The Chadwicks had a famously open marriage, in which Lynn had a succession of women friends, many of who even came to live at Lypiatt or in France. Eva had a contented liaison with the late Robert Henry Bruce-Gardner, conservator at the Courtauld Gallery, which ended before his own happy marriage in 1979.
Eva began her own Jungian analysis sometime in the early 1990s; she then took a BA at Birkbeck College, London, in 2008, and her MA in Human Psychodynamics, with a thesis entitled “The Emergence of Gold in Alchemy,” continued her training analysis with a Jungian in London, and also at the International Association for Analytical Psychology in Zurich.

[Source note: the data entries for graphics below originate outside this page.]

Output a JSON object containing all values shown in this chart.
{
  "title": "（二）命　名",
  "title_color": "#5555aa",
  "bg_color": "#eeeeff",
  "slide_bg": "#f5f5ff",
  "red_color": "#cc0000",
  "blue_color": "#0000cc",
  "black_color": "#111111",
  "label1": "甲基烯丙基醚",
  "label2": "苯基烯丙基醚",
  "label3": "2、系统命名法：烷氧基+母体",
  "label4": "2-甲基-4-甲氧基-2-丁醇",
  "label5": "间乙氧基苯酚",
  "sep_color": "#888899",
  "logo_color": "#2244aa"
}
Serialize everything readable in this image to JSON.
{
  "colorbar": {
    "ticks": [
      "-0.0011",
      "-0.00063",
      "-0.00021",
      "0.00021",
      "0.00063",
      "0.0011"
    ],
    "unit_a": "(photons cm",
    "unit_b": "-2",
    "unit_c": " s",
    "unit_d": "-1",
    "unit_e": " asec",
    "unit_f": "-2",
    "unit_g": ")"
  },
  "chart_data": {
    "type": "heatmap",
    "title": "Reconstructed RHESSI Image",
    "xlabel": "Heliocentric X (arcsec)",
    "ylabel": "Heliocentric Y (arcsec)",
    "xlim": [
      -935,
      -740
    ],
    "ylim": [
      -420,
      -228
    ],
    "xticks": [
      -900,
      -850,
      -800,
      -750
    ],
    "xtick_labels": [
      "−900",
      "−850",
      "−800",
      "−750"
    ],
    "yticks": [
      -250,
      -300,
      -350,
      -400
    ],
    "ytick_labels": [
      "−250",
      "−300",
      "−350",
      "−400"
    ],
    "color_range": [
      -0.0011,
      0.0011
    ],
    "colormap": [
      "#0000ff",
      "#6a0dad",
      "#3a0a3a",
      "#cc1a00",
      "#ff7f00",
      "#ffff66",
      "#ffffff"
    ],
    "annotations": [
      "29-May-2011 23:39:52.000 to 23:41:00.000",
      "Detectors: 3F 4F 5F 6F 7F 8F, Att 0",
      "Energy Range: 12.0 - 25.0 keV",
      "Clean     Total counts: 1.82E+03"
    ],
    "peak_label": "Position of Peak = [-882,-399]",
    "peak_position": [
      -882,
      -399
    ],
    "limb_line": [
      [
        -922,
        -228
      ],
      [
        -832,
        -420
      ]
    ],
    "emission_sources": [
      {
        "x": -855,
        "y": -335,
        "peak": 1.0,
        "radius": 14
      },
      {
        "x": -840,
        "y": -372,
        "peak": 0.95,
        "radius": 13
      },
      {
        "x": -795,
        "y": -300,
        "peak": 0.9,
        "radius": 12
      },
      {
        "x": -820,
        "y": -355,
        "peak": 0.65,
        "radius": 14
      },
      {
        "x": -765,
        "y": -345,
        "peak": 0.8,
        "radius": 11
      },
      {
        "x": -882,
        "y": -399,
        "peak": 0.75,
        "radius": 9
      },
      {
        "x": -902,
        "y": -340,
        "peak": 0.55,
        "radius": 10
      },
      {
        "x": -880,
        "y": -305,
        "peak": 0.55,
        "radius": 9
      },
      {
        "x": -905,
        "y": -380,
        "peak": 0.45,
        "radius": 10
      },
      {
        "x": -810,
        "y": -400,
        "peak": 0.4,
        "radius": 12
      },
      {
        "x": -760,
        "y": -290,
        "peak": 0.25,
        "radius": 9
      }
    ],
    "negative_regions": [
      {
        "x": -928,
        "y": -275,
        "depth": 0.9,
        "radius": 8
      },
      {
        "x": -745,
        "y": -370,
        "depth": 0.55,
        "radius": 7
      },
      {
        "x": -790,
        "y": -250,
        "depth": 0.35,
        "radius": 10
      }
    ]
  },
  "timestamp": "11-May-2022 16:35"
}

She did further preparation to become a Jungian analyst with the Independent Group of Analytical Psychologists in 2004, and became an analytical psychologist registered with the United Kingdom Council for Psychotherapy. Following her qualification, she worked as a counsellor in Stroud, and saw clients in London and at Lypiatt.
Eva Chadwick is survived by Sarah, Sophie, Daniel and nine grandchildren.
Eva Yvonne Chadwick (née Reiner) born February 12 1934, died September 7 2019.